Logo Header Antaranews Sumsel

KAI Divre III Palembang targetkan pengelasan 4.401 titik rel pada 2026

Kamis, 16 April 2026 07:07 WIB
Image Print
Petugas KAI Palembang sedang melakukan penyambungan rel dengan metode pengelasan. ANTARA/HO/KAI Divre III Palembang

Palembang (ANTARA) - PT Kereta Api Indonesia (Persero) Divisi Regional (Divre) III Palembang menargetkan pengelasan rel pada 4.401 titik di seluruh wilayah operasionalnya selama tahun 2026.

Manajer Humas Divre III Palembang Aida Suryanti dalam keterangan pers diterima ANTARA, Kamis, mengatakan, langkah ini diambil untuk meningkatkan keandalan infrastruktur dan memastikan keamanan perjalanan kereta api.

“Dengan metode ini, jalur menjadi lebih mulus tanpa sambungan mekanis. Hal tersebut dapat mengurangi getaran serta kebisingan saat kereta melintas, sehingga kenyamanan pelanggan meningkat,” kata Aida.
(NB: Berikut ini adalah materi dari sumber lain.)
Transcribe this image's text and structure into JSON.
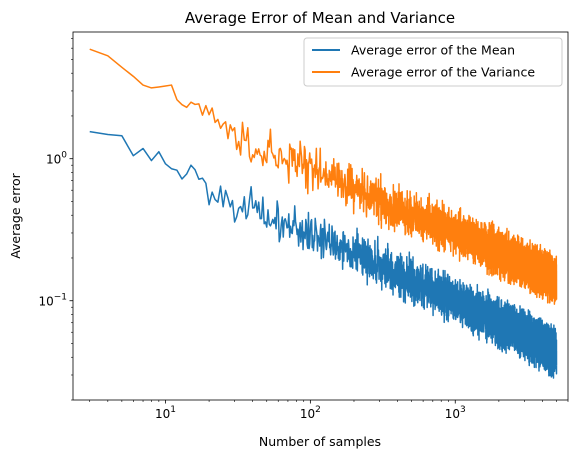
{
  "chart_data": {
    "type": "line",
    "title": "Average Error of Mean and Variance",
    "xlabel": "Number of samples",
    "ylabel": "Average error",
    "xscale": "log",
    "yscale": "log",
    "xlim": [
      2.3,
      6000
    ],
    "ylim": [
      0.02,
      7.8
    ],
    "x_ticks": [
      {
        "value": 10,
        "base": "10",
        "exp": "1"
      },
      {
        "value": 100,
        "base": "10",
        "exp": "2"
      },
      {
        "value": 1000,
        "base": "10",
        "exp": "3"
      }
    ],
    "y_ticks": [
      {
        "value": 0.1,
        "base": "10",
        "exp": "−1"
      },
      {
        "value": 1,
        "base": "10",
        "exp": "0"
      }
    ],
    "grid": false,
    "legend_position": "top-right",
    "series": [
      {
        "name": "Average error of the Mean",
        "color": "#1f77b4",
        "anchors": [
          [
            3,
            1.55
          ],
          [
            4,
            1.48
          ],
          [
            5,
            1.45
          ],
          [
            6,
            1.05
          ],
          [
            7,
            1.18
          ],
          [
            8,
            0.97
          ],
          [
            9,
            1.12
          ],
          [
            10,
            0.92
          ],
          [
            11,
            0.85
          ],
          [
            12,
            0.83
          ],
          [
            13,
            0.72
          ],
          [
            14,
            0.78
          ],
          [
            15,
            0.9
          ],
          [
            20,
            0.58
          ],
          [
            30,
            0.5
          ],
          [
            50,
            0.38
          ],
          [
            100,
            0.3
          ],
          [
            200,
            0.22
          ],
          [
            500,
            0.14
          ],
          [
            1000,
            0.1
          ],
          [
            2000,
            0.07
          ],
          [
            5000,
            0.043
          ]
        ],
        "noise_amplitude": 0.22
      },
      {
        "name": "Average error of the Variance",
        "color": "#ff7f0e",
        "anchors": [
          [
            3,
            5.9
          ],
          [
            4,
            5.3
          ],
          [
            5,
            4.4
          ],
          [
            6,
            3.8
          ],
          [
            7,
            3.3
          ],
          [
            8,
            3.15
          ],
          [
            9,
            3.2
          ],
          [
            10,
            3.25
          ],
          [
            11,
            3.3
          ],
          [
            12,
            2.6
          ],
          [
            13,
            2.4
          ],
          [
            14,
            2.3
          ],
          [
            15,
            2.5
          ],
          [
            20,
            1.95
          ],
          [
            30,
            1.55
          ],
          [
            50,
            1.1
          ],
          [
            100,
            0.85
          ],
          [
            200,
            0.62
          ],
          [
            500,
            0.4
          ],
          [
            1000,
            0.3
          ],
          [
            2000,
            0.22
          ],
          [
            5000,
            0.14
          ]
        ],
        "noise_amplitude": 0.22
      }
    ]
  }
}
Ia menjelaskan bahwa program penyambungan rel secara menyeluruh ini bertujuan menciptakan jalur tanpa sambungan atau continuous welded rail (CWR). Jalur tanpa celah yang dianggap mampu memberikan stabilitas lebih tinggi pada lintasan.

Selain aspek kenyamanan, pengelasan rel berfungsi menekan potensi kerusakan yang kerap muncul akibat adanya celah antarbatang rel. Proses ini juga memperpanjang masa pakai rel melalui perbaikan pada bagian-bagian yang telah mengalami keausan.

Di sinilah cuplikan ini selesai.